34. All payments in respect of the Allotment money, Installments and / or any other charges shall be made by the Applicant(s) in the name of the Developer, unless otherwise specifically informed by the Developer to the Applicant(s).Developer shall not be responsible/ accountable for any payment made in cash or through cheque to agent/ broker/channel partner/ any third person. The Developer shall also not be responsible /liable for any assurances, promises etc given by agent/ broker/ channel partner/ any third person regarding allotted Unit /Project, payment plan, cost of the Unit, facilities in the Unit etc who is not authorized by the Developer.
35. That if the Applicant(s) makes payment through cheque, and cheque is dishonoured due to any reason whatsoever, the Developer shall be entitled to charge Rs.1000/- (Rs.One Thousand Only) per instance from the Applicant(s) as fine/penalty.
36. That in case of any dispute between the Co-Applicant(s), the decision from the competent Court shall be honoured by the Developer. However, in such case the co-applicant, either collectively or severally, shall ensure that the installments are paid in accordance with the agreed payment plan, failing which the provisional allotment shall be cancelled and the refundable amount, if any, according to the terms and conditions contained in this allotment letter, shall be paid to all the Applicant(s) in equal proportion.
37. The Applicant(s) is entitled to get the name of his nominee(s) substituted in his/her/their place. However such substitution shall be at the sole discretion of the Developer and will need its prior written approval from the Developer. Any change in the name of Applicant(s) will be treated as substitution for this purpose. Administrative charges as prescribed by the Developer from time to time shall be paid by the Applicant(s) before the substitution. The Applicant(s) shall be solely responsible and liable for all legal, monetary or any other civil or evil consequences that may arise from such substitution.
38. Until a sale deed is executed and registered, the Developer shall continue to be the owner of the Unit and this provisional allotment shall not bestow upon the Applicant(s) any rights or title or interest therein and the Applicant(s) shall not create any third party charge or lien on it. The Developer shall have a first lien and charge on the Unit for all its dues that may became due and payable by the Applicant(s) to the Developer.
39. That the Applicant(s) undertakes that he/she/they/it has gone through the Income Tax Notification dated 31st May 2013 pertaining to deduction of TDS on payment of installments to the Developer and agrees to furnish the certificate of deduction of tax at source to the Developer, as applicable, within the timeline prescribed by aforesaid notification. The Applicant(s) also agrees to furnish his/her/their/its Permanent Account Number (PAN) within 30 days from the date of execution of this Application Form, if not furnished earlier.

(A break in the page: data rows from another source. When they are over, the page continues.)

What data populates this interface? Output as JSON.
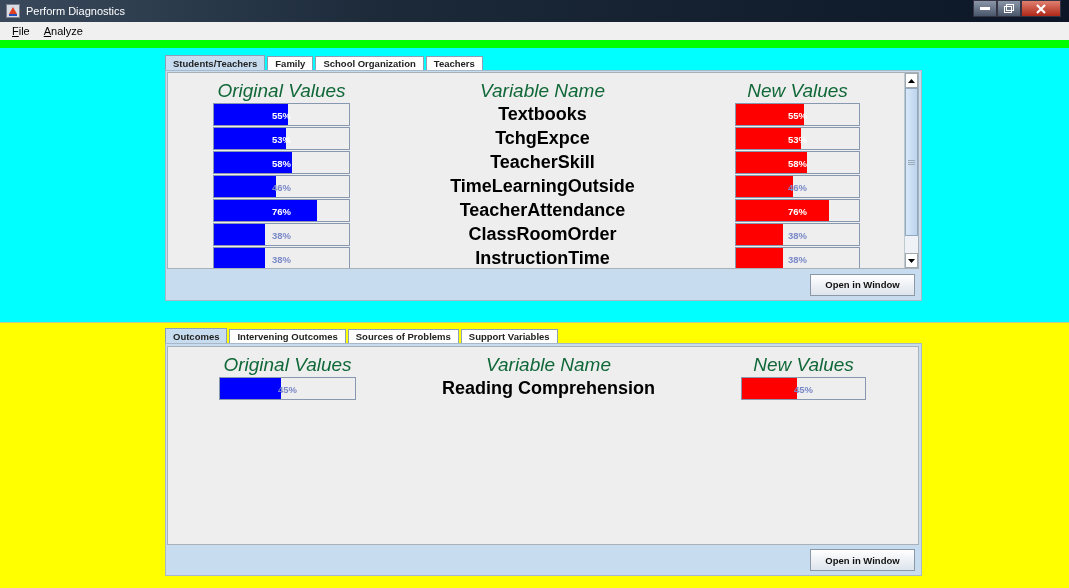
{
  "window": {
    "title": "Perform Diagnostics"
  },
  "menu": [
    "File",
    "Analyze"
  ],
  "panels": [
    {
      "tabs": [
        {
          "label": "Students/Teachers",
          "selected": true
        },
        {
          "label": "Family",
          "selected": false
        },
        {
          "label": "School Organization",
          "selected": false
        },
        {
          "label": "Teachers",
          "selected": false
        }
      ],
      "headings": [
        "Original Values",
        "Variable Name",
        "New Values"
      ],
      "scrollable": true,
      "rows": [
        {
          "name": "Textbooks",
          "original": {
            "level": 0.55,
            "text": "55%"
          },
          "new": {
            "level": 0.55,
            "text": "55%"
          }
        },
        {
          "name": "TchgExpce",
          "original": {
            "level": 0.53,
            "text": "53%"
          },
          "new": {
            "level": 0.53,
            "text": "53%"
          }
        },
        {
          "name": "TeacherSkill",
          "original": {
            "level": 0.58,
            "text": "58%"
          },
          "new": {
            "level": 0.58,
            "text": "58%"
          }
        },
        {
          "name": "TimeLearningOutside",
          "original": {
            "level": 0.46,
            "text": "46%"
          },
          "new": {
            "level": 0.46,
            "text": "46%"
          }
        },
        {
          "name": "TeacherAttendance",
          "original": {
            "level": 0.76,
            "text": "76%"
          },
          "new": {
            "level": 0.76,
            "text": "76%"
          }
        },
        {
          "name": "ClassRoomOrder",
          "original": {
            "level": 0.38,
            "text": "38%"
          },
          "new": {
            "level": 0.38,
            "text": "38%"
          }
        },
        {
          "name": "InstructionTime",
          "original": {
            "level": 0.38,
            "text": "38%"
          },
          "new": {
            "level": 0.38,
            "text": "38%"
          }
        }
      ],
      "button": "Open in Window"
    },
    {
      "tabs": [
        {
          "label": "Outcomes",
          "selected": true
        },
        {
          "label": "Intervening Outcomes",
          "selected": false
        },
        {
          "label": "Sources of Problems",
          "selected": false
        },
        {
          "label": "Support Variables",
          "selected": false
        }
      ],
      "headings": [
        "Original Values",
        "Variable Name",
        "New Values"
      ],
      "scrollable": false,
      "rows": [
        {
          "name": "Reading Comprehension",
          "original": {
            "level": 0.45,
            "text": "45%"
          },
          "new": {
            "level": 0.45,
            "text": "45%"
          }
        }
      ],
      "button": "Open in Window"
    }
  ]
}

40. That for all intents and purposes, singular includes plural and masculine includes feminine gender.
I/We, the Applicant(s) has/have carefully read and understood the above mentioned terms and conditions of the present Application Form for provisional allotment and agree to abide by the same without any objection/s. I/We,the Applicant(s), also declare that I/We have sought detailed explanations and clarifications and after due deliberation and giving careful consideration and examination of all facts, terms, conditions, and representations made by the Developer, I/We have now signed and executed this Application Form after being fully conscious of my/our liabilities and obligations under this provisional allotment.